O basquete brasileiro amanheceu menor nesta sexta-feira, 17 de abril de 2026. Oscar Schmidt morreu aos 68 anos, após passar mal e ser levado ao Hospital e Maternidade Municipal Santa Ana, em Santana de Parnaíba, na Grande São Paulo. A morte foi confirmada por sua assessoria e também divulgada pela unidade de saúde.
Conhecido para sempre como Mão Santa, Oscar não foi apenas um ex-jogador de elite. Foi um personagem monumental do esporte brasileiro, um nome que atravessou gerações e transformou a camisa da Seleção em símbolo de coragem, talento e obsessão competitiva. Ao longo da carreira, construiu um legado que o colocou entre os maiores da história do basquete mundial.

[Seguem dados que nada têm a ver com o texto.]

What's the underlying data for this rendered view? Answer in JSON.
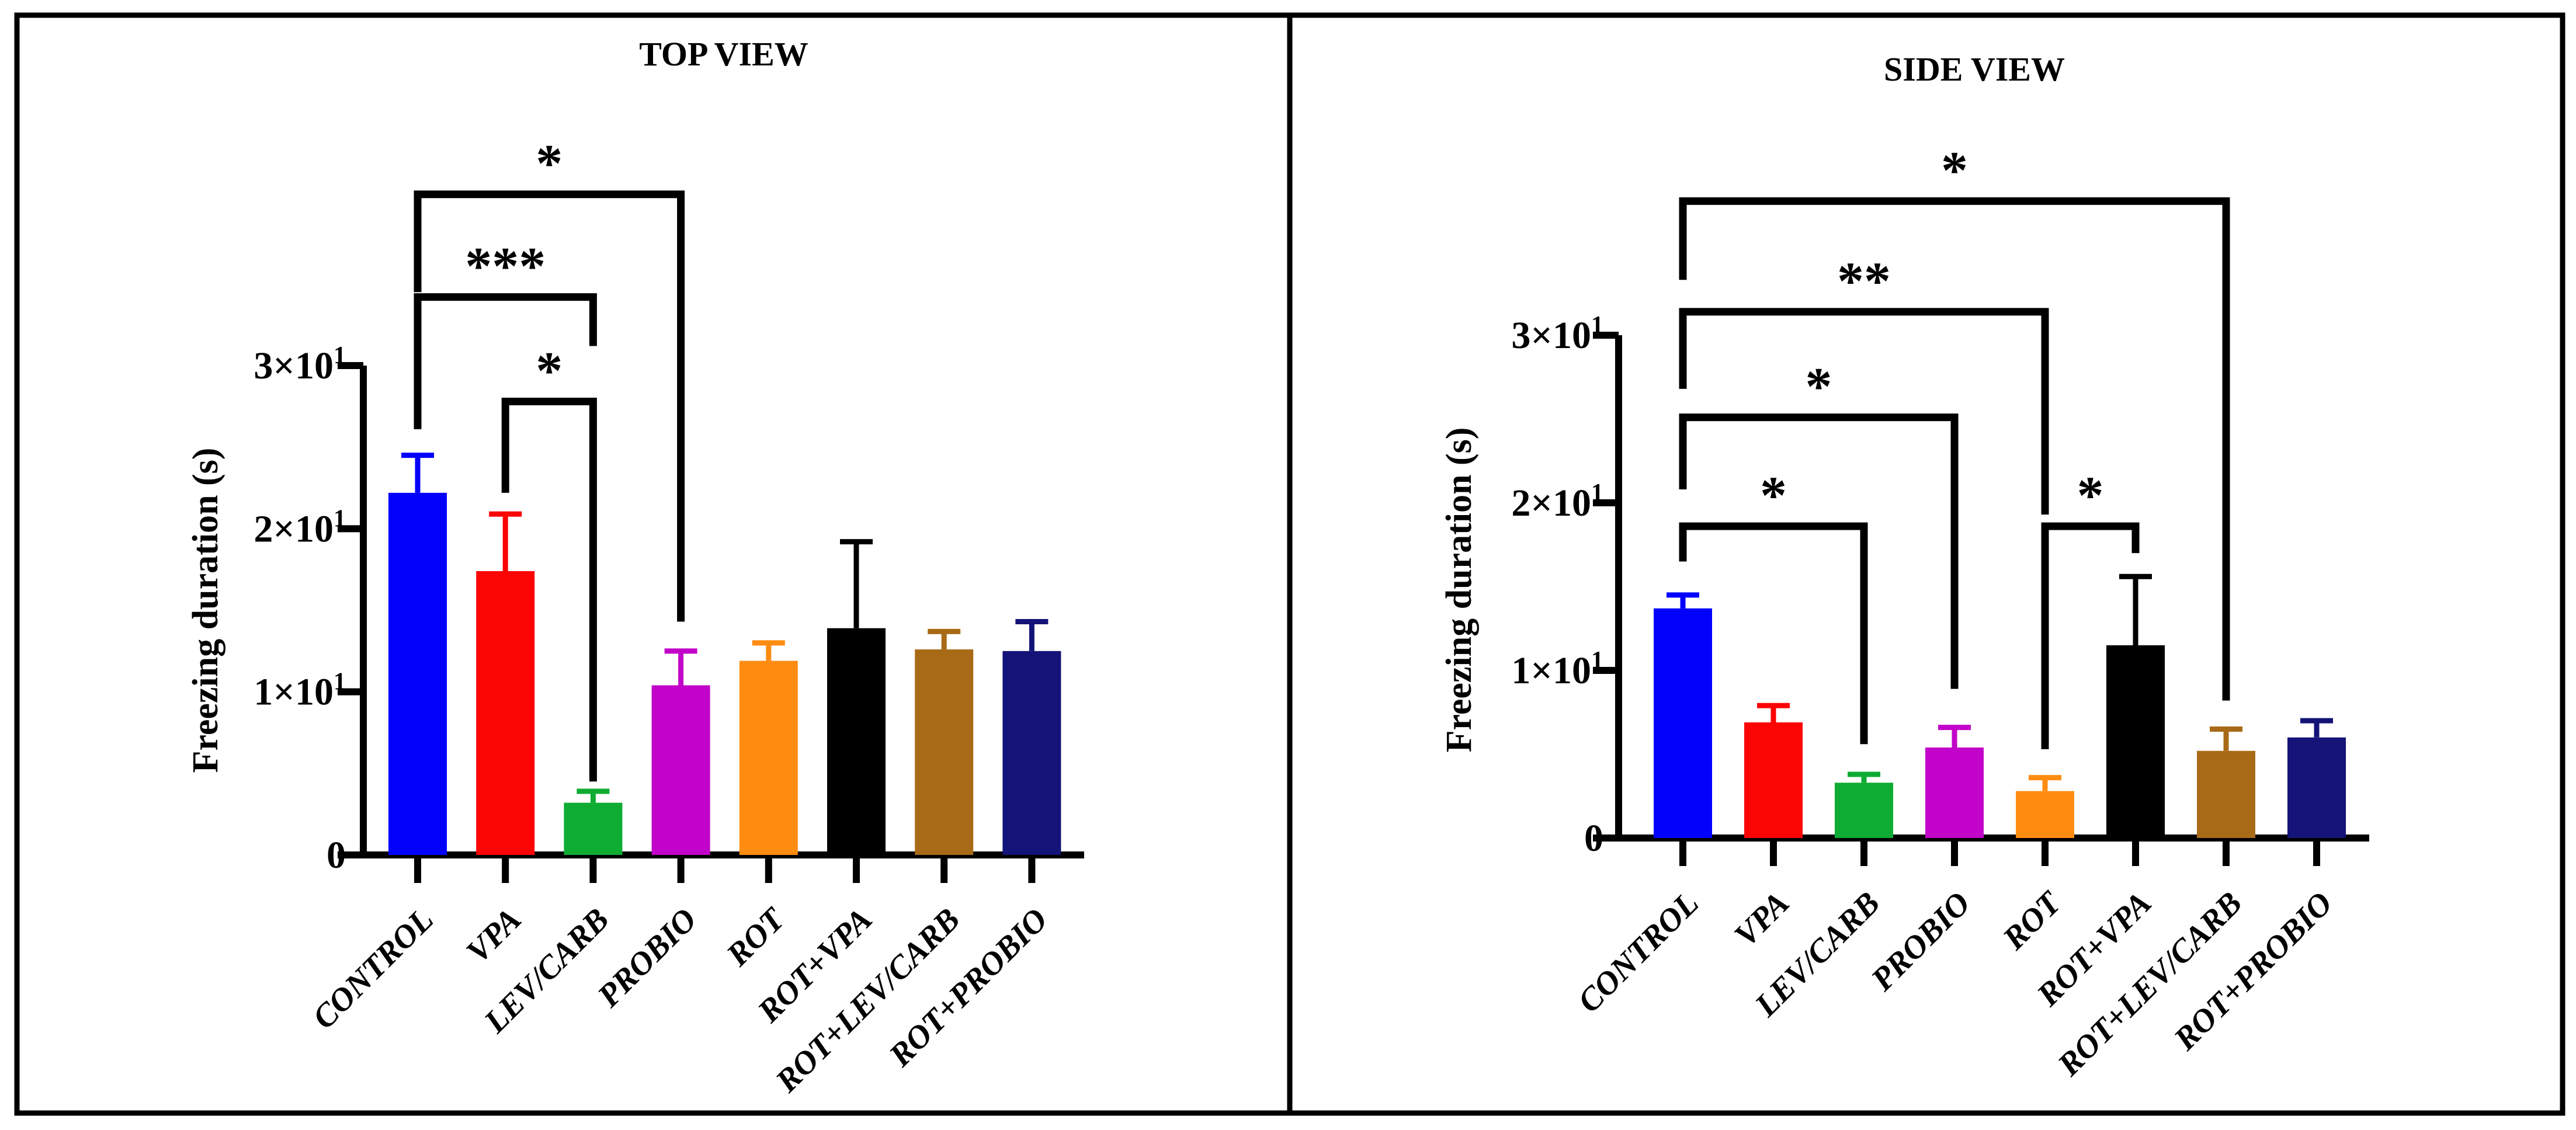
{
  "figure": {
    "background": "#ffffff",
    "border_color": "#000000"
  },
  "chart_data": [
    {
      "type": "bar",
      "title": "TOP VIEW",
      "xlabel": "",
      "ylabel": "Freezing duration (s)",
      "ylim": [
        0,
        30
      ],
      "grid": false,
      "legend": false,
      "yticks": [
        {
          "label": "0",
          "sup": "",
          "value": 0
        },
        {
          "label": "1×10",
          "sup": "1",
          "value": 10
        },
        {
          "label": "2×10",
          "sup": "1",
          "value": 20
        },
        {
          "label": "3×10",
          "sup": "1",
          "value": 30
        }
      ],
      "categories": [
        "CONTROL",
        "VPA",
        "LEV/CARB",
        "PROBIO",
        "ROT",
        "ROT+VPA",
        "ROT+LEV/CARB",
        "ROT+PROBIO"
      ],
      "values": [
        22.2,
        17.4,
        3.2,
        10.4,
        11.9,
        13.9,
        12.6,
        12.5
      ],
      "errors_top": [
        24.5,
        20.9,
        3.9,
        12.5,
        13.0,
        19.2,
        13.7,
        14.3
      ],
      "colors": [
        "#0202FC",
        "#FB0404",
        "#0EAC32",
        "#C203C9",
        "#FE8C11",
        "#000000",
        "#A86A17",
        "#131378"
      ],
      "significance_brackets": [
        {
          "stars": "*",
          "from": 0,
          "to": 3,
          "y": 40.5,
          "drop_left_to": 34.5,
          "drop_right_to": 14.3
        },
        {
          "stars": "***",
          "from": 0,
          "to": 2,
          "y": 34.2,
          "drop_left_to": 26.1,
          "drop_right_to": 31.2
        },
        {
          "stars": "*",
          "from": 1,
          "to": 2,
          "y": 27.8,
          "drop_left_to": 22.2,
          "drop_right_to": 4.5
        }
      ]
    },
    {
      "type": "bar",
      "title": "SIDE VIEW",
      "xlabel": "",
      "ylabel": "Freezing duration (s)",
      "ylim": [
        0,
        30
      ],
      "grid": false,
      "legend": false,
      "yticks": [
        {
          "label": "0",
          "sup": "",
          "value": 0
        },
        {
          "label": "1×10",
          "sup": "1",
          "value": 10
        },
        {
          "label": "2×10",
          "sup": "1",
          "value": 20
        },
        {
          "label": "3×10",
          "sup": "1",
          "value": 30
        }
      ],
      "categories": [
        "CONTROL",
        "VPA",
        "LEV/CARB",
        "PROBIO",
        "ROT",
        "ROT+VPA",
        "ROT+LEV/CARB",
        "ROT+PROBIO"
      ],
      "values": [
        13.7,
        6.9,
        3.3,
        5.4,
        2.8,
        11.5,
        5.2,
        6.0
      ],
      "errors_top": [
        14.5,
        7.9,
        3.8,
        6.6,
        3.6,
        15.6,
        6.5,
        7.0
      ],
      "colors": [
        "#0202FC",
        "#FB0404",
        "#0EAC32",
        "#C203C9",
        "#FE8C11",
        "#000000",
        "#A86A17",
        "#131378"
      ],
      "significance_brackets": [
        {
          "stars": "*",
          "from": 0,
          "to": 6,
          "y": 38.0,
          "drop_left_to": 33.3,
          "drop_right_to": 8.2
        },
        {
          "stars": "**",
          "from": 0,
          "to": 4,
          "y": 31.4,
          "drop_left_to": 26.8,
          "drop_right_to": 19.3
        },
        {
          "stars": "*",
          "from": 0,
          "to": 3,
          "y": 25.1,
          "drop_left_to": 20.8,
          "drop_right_to": 8.9
        },
        {
          "stars": "*",
          "from": 0,
          "to": 2,
          "y": 18.6,
          "drop_left_to": 16.5,
          "drop_right_to": 5.6
        },
        {
          "stars": "*",
          "from": 4,
          "to": 5,
          "y": 18.6,
          "drop_left_to": 5.3,
          "drop_right_to": 17.0
        }
      ]
    }
  ]
}
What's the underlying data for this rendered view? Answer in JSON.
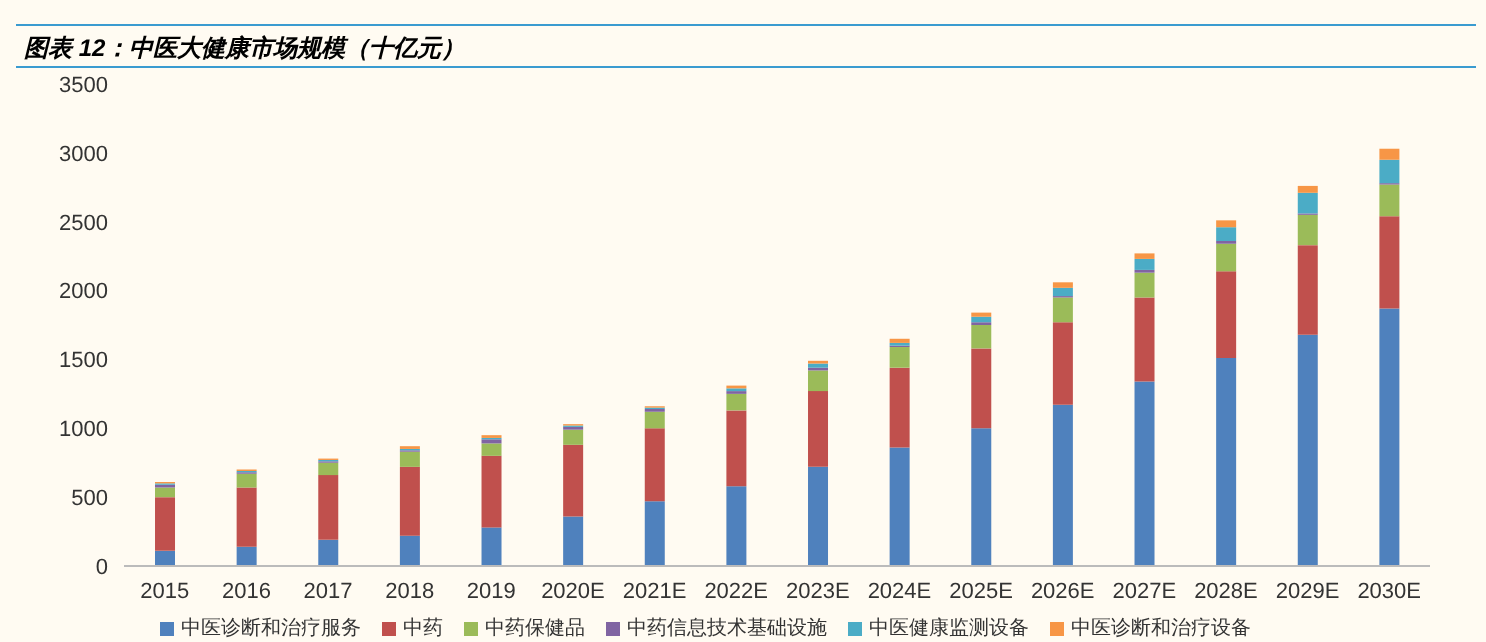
{
  "chart_data": {
    "type": "bar",
    "title": "图表 12：中医大健康市场规模（十亿元）",
    "stacked": true,
    "grid": false,
    "legend": "bottom",
    "categories": [
      "2015",
      "2016",
      "2017",
      "2018",
      "2019",
      "2020E",
      "2021E",
      "2022E",
      "2023E",
      "2024E",
      "2025E",
      "2026E",
      "2027E",
      "2028E",
      "2029E",
      "2030E"
    ],
    "ylim": [
      0,
      3500
    ],
    "yticks": [
      0,
      500,
      1000,
      1500,
      2000,
      2500,
      3000,
      3500
    ],
    "series": [
      {
        "name": "中医诊断和治疗服务",
        "color": "#4f81bd",
        "values": [
          110,
          140,
          190,
          220,
          280,
          360,
          470,
          580,
          720,
          860,
          1000,
          1170,
          1340,
          1510,
          1680,
          1870
        ]
      },
      {
        "name": "中药",
        "color": "#c0504d",
        "values": [
          390,
          430,
          470,
          500,
          520,
          520,
          530,
          550,
          550,
          580,
          580,
          600,
          610,
          630,
          650,
          670
        ]
      },
      {
        "name": "中药保健品",
        "color": "#9bbb59",
        "values": [
          70,
          100,
          90,
          110,
          90,
          110,
          120,
          120,
          150,
          150,
          170,
          180,
          180,
          200,
          220,
          230
        ]
      },
      {
        "name": "中药信息技术基础设施",
        "color": "#8064a2",
        "values": [
          20,
          10,
          10,
          10,
          30,
          20,
          20,
          20,
          20,
          10,
          20,
          10,
          20,
          20,
          10,
          10
        ]
      },
      {
        "name": "中医健康监测设备",
        "color": "#4bacc6",
        "values": [
          10,
          10,
          10,
          10,
          10,
          10,
          10,
          20,
          30,
          20,
          40,
          60,
          80,
          100,
          150,
          170
        ]
      },
      {
        "name": "中医诊断和治疗设备",
        "color": "#f79646",
        "values": [
          10,
          10,
          10,
          20,
          20,
          10,
          10,
          20,
          20,
          30,
          30,
          40,
          40,
          50,
          50,
          80
        ]
      }
    ]
  }
}
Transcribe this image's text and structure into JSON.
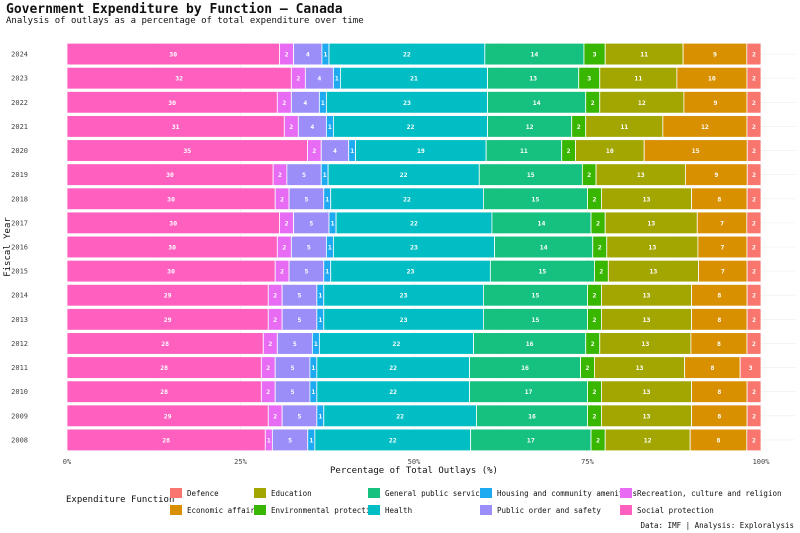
{
  "title": "Government Expenditure by Function — Canada",
  "subtitle": "Analysis of outlays as a percentage of total expenditure over time",
  "caption": "Data: IMF | Analysis: Exploralysis",
  "legend_title": "Expenditure Function",
  "colors": {
    "Social protection": "#ff5fbf",
    "Recreation, culture and religion": "#e76bf3",
    "Public order and safety": "#9b8ef9",
    "Housing and community amenities": "#1eaaf0",
    "Health": "#00bec4",
    "General public services": "#16c07e",
    "Environmental protection": "#39b600",
    "Education": "#a3a500",
    "Economic affairs": "#d89000",
    "Defence": "#f8766d"
  },
  "legend_order": [
    "Defence",
    "Education",
    "General public services",
    "Housing and community amenities",
    "Recreation, culture and religion",
    "Economic affairs",
    "Environmental protection",
    "Health",
    "Public order and safety",
    "Social protection"
  ],
  "chart_data": {
    "type": "bar",
    "orientation": "horizontal",
    "stacked": "percent",
    "xlabel": "Percentage of Total Outlays (%)",
    "ylabel": "Fiscal Year",
    "xlim": [
      0,
      100
    ],
    "x_ticks": [
      "0%",
      "25%",
      "50%",
      "75%",
      "100%"
    ],
    "grid": true,
    "legend_position": "bottom",
    "categories": [
      "2024",
      "2023",
      "2022",
      "2021",
      "2020",
      "2019",
      "2018",
      "2017",
      "2016",
      "2015",
      "2014",
      "2013",
      "2012",
      "2011",
      "2010",
      "2009",
      "2008"
    ],
    "series": [
      {
        "name": "Social protection",
        "values": [
          30,
          32,
          30,
          31,
          35,
          30,
          30,
          30,
          30,
          30,
          29,
          29,
          28,
          28,
          28,
          29,
          28
        ]
      },
      {
        "name": "Recreation, culture and religion",
        "values": [
          2,
          2,
          2,
          2,
          2,
          2,
          2,
          2,
          2,
          2,
          2,
          2,
          2,
          2,
          2,
          2,
          1
        ]
      },
      {
        "name": "Public order and safety",
        "values": [
          4,
          4,
          4,
          4,
          4,
          5,
          5,
          5,
          5,
          5,
          5,
          5,
          5,
          5,
          5,
          5,
          5
        ]
      },
      {
        "name": "Housing and community amenities",
        "values": [
          1,
          1,
          1,
          1,
          1,
          1,
          1,
          1,
          1,
          1,
          1,
          1,
          1,
          1,
          1,
          1,
          1
        ]
      },
      {
        "name": "Health",
        "values": [
          22,
          21,
          23,
          22,
          19,
          22,
          22,
          22,
          23,
          23,
          23,
          23,
          22,
          22,
          22,
          22,
          22
        ]
      },
      {
        "name": "General public services",
        "values": [
          14,
          13,
          14,
          12,
          11,
          15,
          15,
          14,
          14,
          15,
          15,
          15,
          16,
          16,
          17,
          16,
          17
        ]
      },
      {
        "name": "Environmental protection",
        "values": [
          3,
          3,
          2,
          2,
          2,
          2,
          2,
          2,
          2,
          2,
          2,
          2,
          2,
          2,
          2,
          2,
          2
        ]
      },
      {
        "name": "Education",
        "values": [
          11,
          11,
          12,
          11,
          10,
          13,
          13,
          13,
          13,
          13,
          13,
          13,
          13,
          13,
          13,
          13,
          12
        ]
      },
      {
        "name": "Economic affairs",
        "values": [
          9,
          10,
          9,
          12,
          15,
          9,
          8,
          7,
          7,
          7,
          8,
          8,
          8,
          8,
          8,
          8,
          8
        ]
      },
      {
        "name": "Defence",
        "values": [
          2,
          2,
          2,
          2,
          2,
          2,
          2,
          2,
          2,
          2,
          2,
          2,
          2,
          3,
          2,
          2,
          2
        ]
      }
    ]
  }
}
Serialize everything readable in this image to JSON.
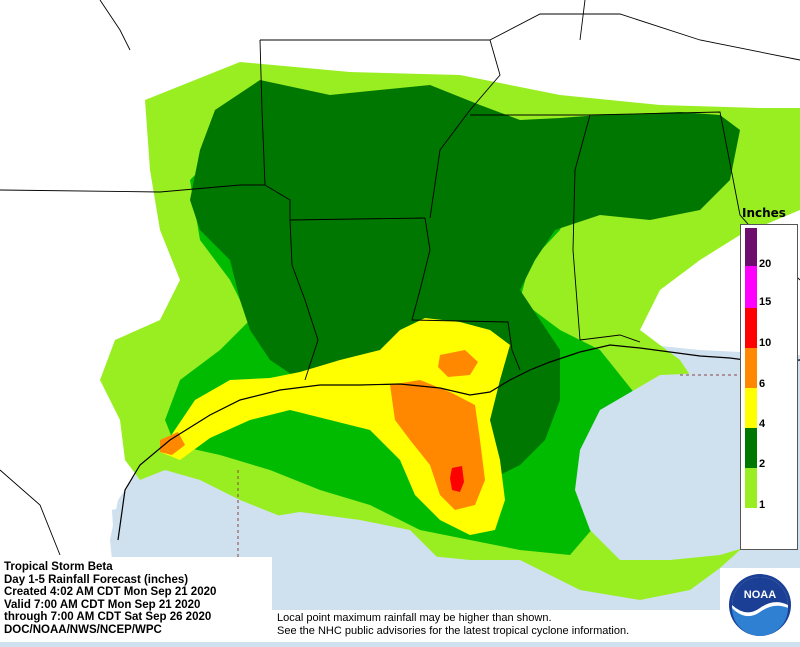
{
  "legend": {
    "title": "Inches",
    "items": [
      {
        "label": "20",
        "color": "#6d0d6d"
      },
      {
        "label": "15",
        "color": "#ff00ff"
      },
      {
        "label": "10",
        "color": "#ff0000"
      },
      {
        "label": "6",
        "color": "#ff8800"
      },
      {
        "label": "4",
        "color": "#ffff00"
      },
      {
        "label": "2",
        "color": "#007700"
      },
      {
        "label": "1",
        "color": "#00bb00"
      },
      {
        "label": "",
        "color": "#99ee22"
      }
    ],
    "top_color": "#6d0d6d"
  },
  "info": {
    "line1": "Tropical Storm Beta",
    "line2": "Day 1-5 Rainfall Forecast (inches)",
    "line3": "Created 4:02 AM CDT Mon Sep 21 2020",
    "line4": "Valid 7:00 AM CDT Mon Sep 21 2020",
    "line5": "through 7:00 AM CDT Sat Sep 26 2020",
    "line6": "DOC/NOAA/NWS/NCEP/WPC"
  },
  "note": {
    "line1": "Local point maximum rainfall may be higher than shown.",
    "line2": "See the NHC public advisories for the latest tropical cyclone information."
  },
  "logo": {
    "text": "NOAA"
  },
  "colors": {
    "water": "#cfe0ef",
    "land": "#ffffff",
    "light_green": "#99ee22",
    "green": "#00bb00",
    "dark_green": "#007700",
    "yellow": "#ffff00",
    "orange": "#ff8800",
    "red": "#ff0000"
  }
}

A família informou que a despedida será reservada, restrita aos parentes mais próximos, em respeito ao desejo por privacidade neste momento de luto. No comunicado, destacou também a forma firme com que Oscar enfrentou, por mais de 15 anos, a batalha contra um tumor cerebral.
Nascido em Natal, Oscar escreveu uma trajetória rara. Participou de cinco edições dos Jogos Olímpicos, tornou-se o maior pontuador da história do torneio, com 1.093 pontos, e encerrou sua passagem pela Seleção Brasileira com 7.693 pontos em 326 partidas oficiais. Foi ainda o rosto maior da conquista histórica do ouro pan-americano de 1987, em Indianápolis, quando o Brasil derrotou os Estados Unidos em casa.
Mesmo sem ter atuado na NBA, alcançou reconhecimento internacional incomum, com lugar no Hall da Fama do basquete e reverência de americanos e brasileiros. Poucos atletas conseguiram isso: ser unanimidade sem precisar seguir o roteiro mais óbvio. Oscar construiu sua grandeza à sua maneira, com arremesso letal, personalidade explosiva e devoção absoluta ao jogo.
Ele deixa a esposa, Maria Cristina, e os filhos Felipe e Stephanie. Mas deixa também algo maior que estatísticas: um imaginário inteiro. Oscar pertence agora à galeria daqueles nomes que já não dependem da presença física para continuar vivos. Permanece onde sempre esteve — na memória esportiva do país, no orgulho de quem o viu jogar e na eternidade reservada aos raros.